Foreigners have been fleeing Rivers State following the outbreak of the deadly Ebola virus that recently hit Port Harcourt, the state capital.
The foreigners fled the state in droves out of the fear of contracting the Ebola virus.
The foreigners, with their fully-loaded bags and members of their families, stormed the Port Harcourt International Airport to board flights to their various countries.
One of our correspondents, who saw them while arriving at the airport in chartered vehicles, noticed that they were filling some forms whose contents were only known to them.
Before the foreigners decided to flee Port Harcourt, they had been seen wearing face masks to prevent being affected by the virus.
One of the foreigners, who declined to give his name said that the spread of the Ebola virus informed the decision to return to their countries.
“I am afraid here. I want to go to my country because there is no cure for Ebola,” he said.
The Minister of Health, Prof. Onyebuchi Chukwu, said during the week said that a total number of 255 were currently under surveillance in Port Harcourt for signs of Ebola.
The minister’s claim might have heightened the foreigners’ fears thus necessitating their decision to flee the city.
The World Health Organisation also warned that the Ebola virus could spread wider and faster in Port Harcourt than that of Lagos State where the virus claimed its first victim.
The United Nations health body said the arrival of the virus in Port Harcourt, which is 435 kilometres (270 miles) east of Lagos, showed “multiple high-risk opportunities for transmission of the virus to others.”
This, according to experts, could have also heightened the fears of the foreigners who decided to flee the city.
The foreigners’ decision to flee Port Harcourt, however, shocked the Rivers State Government as it described the action as needless.

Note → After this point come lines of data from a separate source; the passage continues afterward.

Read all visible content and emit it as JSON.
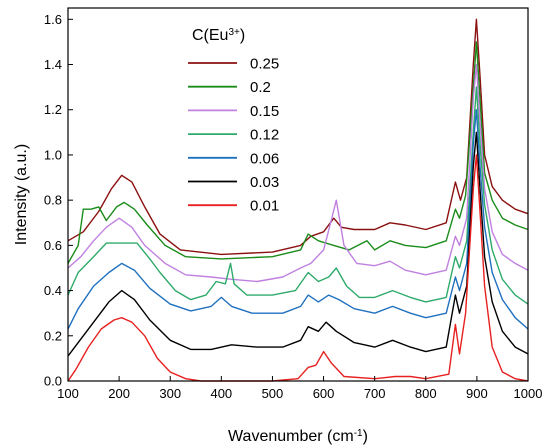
{
  "chart_data": {
    "type": "line",
    "xlabel": "Wavenumber (cm",
    "xlabel_sup": "-1",
    "xlabel_end": ")",
    "ylabel": "Intensity (a.u.)",
    "xlim": [
      100,
      1000
    ],
    "ylim": [
      0,
      1.65
    ],
    "xticks": [
      100,
      200,
      300,
      400,
      500,
      600,
      700,
      800,
      900,
      1000
    ],
    "yticks": [
      0.0,
      0.2,
      0.4,
      0.6,
      0.8,
      1.0,
      1.2,
      1.4,
      1.6
    ],
    "ytick_labels": [
      "0.0",
      "0.2",
      "0.4",
      "0.6",
      "0.8",
      "1.0",
      "1.2",
      "1.4",
      "1.6"
    ],
    "legend": {
      "title": "C(Eu",
      "title_sup": "3+",
      "title_end": ")",
      "placement": "top-left-center"
    },
    "series": [
      {
        "name": "0.25",
        "color": "#8B1010",
        "points": [
          [
            100,
            0.62
          ],
          [
            130,
            0.66
          ],
          [
            160,
            0.75
          ],
          [
            185,
            0.85
          ],
          [
            205,
            0.91
          ],
          [
            225,
            0.88
          ],
          [
            250,
            0.77
          ],
          [
            280,
            0.65
          ],
          [
            320,
            0.58
          ],
          [
            400,
            0.56
          ],
          [
            500,
            0.57
          ],
          [
            555,
            0.6
          ],
          [
            575,
            0.64
          ],
          [
            600,
            0.66
          ],
          [
            620,
            0.72
          ],
          [
            635,
            0.68
          ],
          [
            660,
            0.67
          ],
          [
            700,
            0.67
          ],
          [
            730,
            0.7
          ],
          [
            760,
            0.69
          ],
          [
            800,
            0.67
          ],
          [
            840,
            0.7
          ],
          [
            858,
            0.88
          ],
          [
            868,
            0.8
          ],
          [
            880,
            0.9
          ],
          [
            893,
            1.4
          ],
          [
            899,
            1.6
          ],
          [
            906,
            1.35
          ],
          [
            915,
            1.0
          ],
          [
            930,
            0.86
          ],
          [
            950,
            0.8
          ],
          [
            975,
            0.76
          ],
          [
            1000,
            0.74
          ]
        ]
      },
      {
        "name": "0.2",
        "color": "#1A8C1A",
        "points": [
          [
            100,
            0.52
          ],
          [
            120,
            0.6
          ],
          [
            130,
            0.76
          ],
          [
            145,
            0.76
          ],
          [
            160,
            0.77
          ],
          [
            175,
            0.71
          ],
          [
            195,
            0.77
          ],
          [
            210,
            0.79
          ],
          [
            230,
            0.76
          ],
          [
            255,
            0.69
          ],
          [
            290,
            0.6
          ],
          [
            330,
            0.55
          ],
          [
            400,
            0.54
          ],
          [
            500,
            0.55
          ],
          [
            555,
            0.58
          ],
          [
            570,
            0.65
          ],
          [
            590,
            0.62
          ],
          [
            620,
            0.6
          ],
          [
            650,
            0.58
          ],
          [
            685,
            0.62
          ],
          [
            700,
            0.58
          ],
          [
            730,
            0.62
          ],
          [
            760,
            0.6
          ],
          [
            800,
            0.59
          ],
          [
            840,
            0.62
          ],
          [
            858,
            0.76
          ],
          [
            866,
            0.72
          ],
          [
            878,
            0.82
          ],
          [
            893,
            1.3
          ],
          [
            899,
            1.5
          ],
          [
            906,
            1.25
          ],
          [
            915,
            0.92
          ],
          [
            930,
            0.8
          ],
          [
            950,
            0.72
          ],
          [
            975,
            0.69
          ],
          [
            1000,
            0.67
          ]
        ]
      },
      {
        "name": "0.15",
        "color": "#C080E0",
        "points": [
          [
            100,
            0.5
          ],
          [
            125,
            0.55
          ],
          [
            150,
            0.62
          ],
          [
            175,
            0.68
          ],
          [
            200,
            0.72
          ],
          [
            225,
            0.68
          ],
          [
            250,
            0.6
          ],
          [
            290,
            0.52
          ],
          [
            330,
            0.47
          ],
          [
            380,
            0.46
          ],
          [
            420,
            0.45
          ],
          [
            470,
            0.44
          ],
          [
            520,
            0.46
          ],
          [
            555,
            0.5
          ],
          [
            575,
            0.52
          ],
          [
            600,
            0.58
          ],
          [
            615,
            0.71
          ],
          [
            625,
            0.8
          ],
          [
            640,
            0.6
          ],
          [
            665,
            0.52
          ],
          [
            700,
            0.51
          ],
          [
            730,
            0.53
          ],
          [
            760,
            0.49
          ],
          [
            800,
            0.47
          ],
          [
            840,
            0.49
          ],
          [
            858,
            0.64
          ],
          [
            866,
            0.6
          ],
          [
            880,
            0.72
          ],
          [
            893,
            1.25
          ],
          [
            899,
            1.4
          ],
          [
            906,
            1.15
          ],
          [
            915,
            0.85
          ],
          [
            930,
            0.66
          ],
          [
            950,
            0.56
          ],
          [
            975,
            0.52
          ],
          [
            1000,
            0.49
          ]
        ]
      },
      {
        "name": "0.12",
        "color": "#2EAA6A",
        "points": [
          [
            100,
            0.38
          ],
          [
            120,
            0.48
          ],
          [
            150,
            0.55
          ],
          [
            175,
            0.61
          ],
          [
            210,
            0.61
          ],
          [
            235,
            0.61
          ],
          [
            260,
            0.54
          ],
          [
            280,
            0.48
          ],
          [
            310,
            0.4
          ],
          [
            340,
            0.36
          ],
          [
            370,
            0.38
          ],
          [
            390,
            0.44
          ],
          [
            408,
            0.43
          ],
          [
            418,
            0.52
          ],
          [
            425,
            0.43
          ],
          [
            450,
            0.38
          ],
          [
            500,
            0.38
          ],
          [
            545,
            0.4
          ],
          [
            570,
            0.48
          ],
          [
            590,
            0.44
          ],
          [
            610,
            0.46
          ],
          [
            625,
            0.5
          ],
          [
            645,
            0.42
          ],
          [
            670,
            0.37
          ],
          [
            700,
            0.37
          ],
          [
            735,
            0.4
          ],
          [
            770,
            0.37
          ],
          [
            800,
            0.35
          ],
          [
            840,
            0.37
          ],
          [
            858,
            0.55
          ],
          [
            866,
            0.5
          ],
          [
            880,
            0.62
          ],
          [
            893,
            1.1
          ],
          [
            899,
            1.3
          ],
          [
            906,
            1.05
          ],
          [
            915,
            0.78
          ],
          [
            930,
            0.58
          ],
          [
            950,
            0.45
          ],
          [
            975,
            0.38
          ],
          [
            1000,
            0.34
          ]
        ]
      },
      {
        "name": "0.06",
        "color": "#2070C0",
        "points": [
          [
            100,
            0.23
          ],
          [
            120,
            0.32
          ],
          [
            150,
            0.42
          ],
          [
            180,
            0.48
          ],
          [
            205,
            0.52
          ],
          [
            230,
            0.49
          ],
          [
            260,
            0.41
          ],
          [
            300,
            0.34
          ],
          [
            340,
            0.31
          ],
          [
            380,
            0.33
          ],
          [
            400,
            0.37
          ],
          [
            420,
            0.33
          ],
          [
            460,
            0.3
          ],
          [
            520,
            0.3
          ],
          [
            555,
            0.33
          ],
          [
            570,
            0.38
          ],
          [
            590,
            0.35
          ],
          [
            610,
            0.38
          ],
          [
            630,
            0.36
          ],
          [
            660,
            0.32
          ],
          [
            700,
            0.3
          ],
          [
            735,
            0.33
          ],
          [
            770,
            0.3
          ],
          [
            800,
            0.28
          ],
          [
            840,
            0.3
          ],
          [
            858,
            0.46
          ],
          [
            866,
            0.4
          ],
          [
            880,
            0.52
          ],
          [
            893,
            1.05
          ],
          [
            899,
            1.2
          ],
          [
            906,
            0.95
          ],
          [
            915,
            0.68
          ],
          [
            930,
            0.48
          ],
          [
            950,
            0.36
          ],
          [
            975,
            0.28
          ],
          [
            1000,
            0.23
          ]
        ]
      },
      {
        "name": "0.03",
        "color": "#000000",
        "points": [
          [
            100,
            0.11
          ],
          [
            120,
            0.17
          ],
          [
            150,
            0.26
          ],
          [
            180,
            0.35
          ],
          [
            205,
            0.4
          ],
          [
            230,
            0.36
          ],
          [
            260,
            0.27
          ],
          [
            300,
            0.18
          ],
          [
            340,
            0.14
          ],
          [
            380,
            0.14
          ],
          [
            420,
            0.16
          ],
          [
            470,
            0.15
          ],
          [
            520,
            0.15
          ],
          [
            555,
            0.18
          ],
          [
            570,
            0.24
          ],
          [
            590,
            0.22
          ],
          [
            605,
            0.26
          ],
          [
            625,
            0.22
          ],
          [
            660,
            0.17
          ],
          [
            700,
            0.15
          ],
          [
            735,
            0.18
          ],
          [
            770,
            0.15
          ],
          [
            800,
            0.13
          ],
          [
            840,
            0.15
          ],
          [
            858,
            0.38
          ],
          [
            866,
            0.3
          ],
          [
            880,
            0.42
          ],
          [
            893,
            0.95
          ],
          [
            899,
            1.1
          ],
          [
            906,
            0.85
          ],
          [
            915,
            0.55
          ],
          [
            930,
            0.35
          ],
          [
            950,
            0.22
          ],
          [
            975,
            0.15
          ],
          [
            1000,
            0.12
          ]
        ]
      },
      {
        "name": "0.01",
        "color": "#E82020",
        "points": [
          [
            100,
            0.0
          ],
          [
            115,
            0.05
          ],
          [
            140,
            0.15
          ],
          [
            165,
            0.23
          ],
          [
            190,
            0.27
          ],
          [
            205,
            0.28
          ],
          [
            225,
            0.26
          ],
          [
            250,
            0.2
          ],
          [
            275,
            0.1
          ],
          [
            300,
            0.04
          ],
          [
            330,
            0.01
          ],
          [
            360,
            0.0
          ],
          [
            500,
            0.0
          ],
          [
            550,
            0.01
          ],
          [
            570,
            0.06
          ],
          [
            585,
            0.07
          ],
          [
            600,
            0.13
          ],
          [
            615,
            0.08
          ],
          [
            640,
            0.02
          ],
          [
            700,
            0.01
          ],
          [
            740,
            0.02
          ],
          [
            770,
            0.02
          ],
          [
            800,
            0.01
          ],
          [
            845,
            0.03
          ],
          [
            858,
            0.25
          ],
          [
            866,
            0.12
          ],
          [
            878,
            0.3
          ],
          [
            893,
            0.85
          ],
          [
            899,
            1.0
          ],
          [
            906,
            0.75
          ],
          [
            915,
            0.42
          ],
          [
            930,
            0.15
          ],
          [
            950,
            0.04
          ],
          [
            975,
            0.01
          ],
          [
            1000,
            0.0
          ]
        ]
      }
    ]
  }
}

The state Commissioner for Health, Dr. Sampson Parker, said that the action of the foreigners was unnecessary.
Parker said the fear expressed by the foreigners was unfounded, adding that the state was doing everything to contain the spread of the Ebola virus.
He said, “My advice is that people should not panic. We are doing everything to safeguard the people in Rivers State. We have 98 per cent coverage of the contacts, which is a good pass mark so far and by now, as I am speaking, the people who are on the field may have covered everybody.
“So, nobody should panic. Those leaving Rivers State out of panic should know that it is unnecessary. I don’t know who they are; I don’t know where they are coming from or where they are going.”
He expressed surprise that the foreigners were wearing face and surgical masks when the state and the country had sensitised the people that the Ebola virus was not an airborne disease.